Teaching About Elections
0
Votes

Teaching About Elections

Virginia Run's Carol Ann Coryell takes trip to Russia to teach about election process.

Carol Ann Coryell, 64, of Virginia Run just returned from a solo, 19-day trip to Russia where she gave non-stop talks to students on the nuts and bolts of running an election.

The former secretary of Fairfax County's Electoral Board — a full-time post she held for three years — Coryell was contacted by the U.S. State Department to be its election consultant.

"I was received very warmly by [the Russians]," she said. They have a great sense of humor. We started at 9 in the morning and ended at 8 p.m. It was a very hectic schedule."

She had stops in Moscow, Novosibirsk, St. Petersburg, Yekaterinburg, Pskov and Chelyabinsk.

"I felt like Moscow reminded me of New York City. St. Petersburg reminded me of Washington, D.C. with all of its history. Novosibirsk reminded me of the Boston area in the '40s and '50s," she said.

Using interpreters, she would speak to students for about a half hour about the American election process and then open up the floor for discussion. "They were really excited that I had come," she said. "Now will they change things? That I don't know."

Coryell contrasted a different electoral system where elections are done on paper ballots and the media is controlled by the government.

"Everyone is an automatic voter," she said. "The candidates must have at least 50 percent of the vote to win an election. If they don't, they have to hold the election again. It's a lot different from us."

In Russia, as many as 100 candidates can be running for the same office, she said. Using "black technology," some candidates bribe the public to vote for them — paying up to $500 for voters' signatures on petitions.
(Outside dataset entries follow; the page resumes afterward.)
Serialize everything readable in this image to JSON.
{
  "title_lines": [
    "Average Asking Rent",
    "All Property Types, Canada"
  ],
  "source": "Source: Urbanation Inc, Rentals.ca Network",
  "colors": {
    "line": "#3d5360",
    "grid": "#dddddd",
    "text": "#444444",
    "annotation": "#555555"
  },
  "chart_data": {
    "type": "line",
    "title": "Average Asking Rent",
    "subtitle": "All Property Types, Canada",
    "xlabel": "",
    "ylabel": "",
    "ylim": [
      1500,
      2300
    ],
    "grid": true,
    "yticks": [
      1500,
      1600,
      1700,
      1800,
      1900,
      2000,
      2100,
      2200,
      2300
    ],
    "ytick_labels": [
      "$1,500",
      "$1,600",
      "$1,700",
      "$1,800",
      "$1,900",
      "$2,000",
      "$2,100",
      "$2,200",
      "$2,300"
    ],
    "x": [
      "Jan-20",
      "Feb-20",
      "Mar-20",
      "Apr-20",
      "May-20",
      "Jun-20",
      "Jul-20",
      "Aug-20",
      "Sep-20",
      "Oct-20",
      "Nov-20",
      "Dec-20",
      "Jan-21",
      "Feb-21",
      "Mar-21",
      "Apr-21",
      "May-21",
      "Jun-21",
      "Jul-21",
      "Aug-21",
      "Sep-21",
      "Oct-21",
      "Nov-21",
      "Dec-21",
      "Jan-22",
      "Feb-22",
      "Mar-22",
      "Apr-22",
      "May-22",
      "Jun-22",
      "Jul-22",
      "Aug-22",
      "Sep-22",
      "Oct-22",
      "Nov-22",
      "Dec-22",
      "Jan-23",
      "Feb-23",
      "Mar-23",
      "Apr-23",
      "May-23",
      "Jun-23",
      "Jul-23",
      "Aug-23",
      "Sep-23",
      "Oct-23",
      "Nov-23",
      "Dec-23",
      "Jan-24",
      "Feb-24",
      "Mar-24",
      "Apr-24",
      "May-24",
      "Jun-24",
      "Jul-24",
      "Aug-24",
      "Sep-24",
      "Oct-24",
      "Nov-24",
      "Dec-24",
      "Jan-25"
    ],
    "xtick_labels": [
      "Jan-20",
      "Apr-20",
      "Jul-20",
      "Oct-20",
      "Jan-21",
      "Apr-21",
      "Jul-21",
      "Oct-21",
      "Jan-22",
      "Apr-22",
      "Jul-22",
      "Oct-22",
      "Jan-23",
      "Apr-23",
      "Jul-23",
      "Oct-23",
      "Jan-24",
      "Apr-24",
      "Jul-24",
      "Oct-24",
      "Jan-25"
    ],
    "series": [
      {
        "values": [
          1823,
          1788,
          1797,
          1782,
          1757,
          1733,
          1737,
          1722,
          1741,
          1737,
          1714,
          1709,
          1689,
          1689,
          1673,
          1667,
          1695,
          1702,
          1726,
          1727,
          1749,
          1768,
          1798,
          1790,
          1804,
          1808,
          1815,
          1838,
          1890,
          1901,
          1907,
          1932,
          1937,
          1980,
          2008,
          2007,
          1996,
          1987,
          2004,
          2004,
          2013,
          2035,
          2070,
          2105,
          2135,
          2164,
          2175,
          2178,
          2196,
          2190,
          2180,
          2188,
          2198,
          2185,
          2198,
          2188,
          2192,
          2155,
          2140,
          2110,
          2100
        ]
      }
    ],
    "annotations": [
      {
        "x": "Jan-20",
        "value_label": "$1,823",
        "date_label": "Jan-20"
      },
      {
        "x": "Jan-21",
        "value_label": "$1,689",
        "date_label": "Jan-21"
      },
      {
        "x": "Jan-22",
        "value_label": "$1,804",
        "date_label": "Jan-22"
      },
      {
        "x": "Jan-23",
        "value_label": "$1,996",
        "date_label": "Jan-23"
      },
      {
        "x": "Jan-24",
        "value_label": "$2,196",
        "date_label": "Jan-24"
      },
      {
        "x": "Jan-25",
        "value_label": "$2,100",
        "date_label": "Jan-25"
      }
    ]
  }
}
"They're at a different stage than we are," she said. "They've only had three presidents."

She added that young people don't want to upset their parents by voting opposite them, so they simply don't vote. Said Coryell: "They wanted to know what we do to get the young people to vote."

Wherever she went, the media followed her. Her visits were covered by Russian television, radio, newspapers and Urfo magazine.

Carol Ann, a registered nurse by trade (politics is her hobby), is married to Ritchie Coryell, 68, and they have three grown sons: Mark, 41, Heath, 40, and Matthew, 31. The couple has lived in Virginia Run since 1990.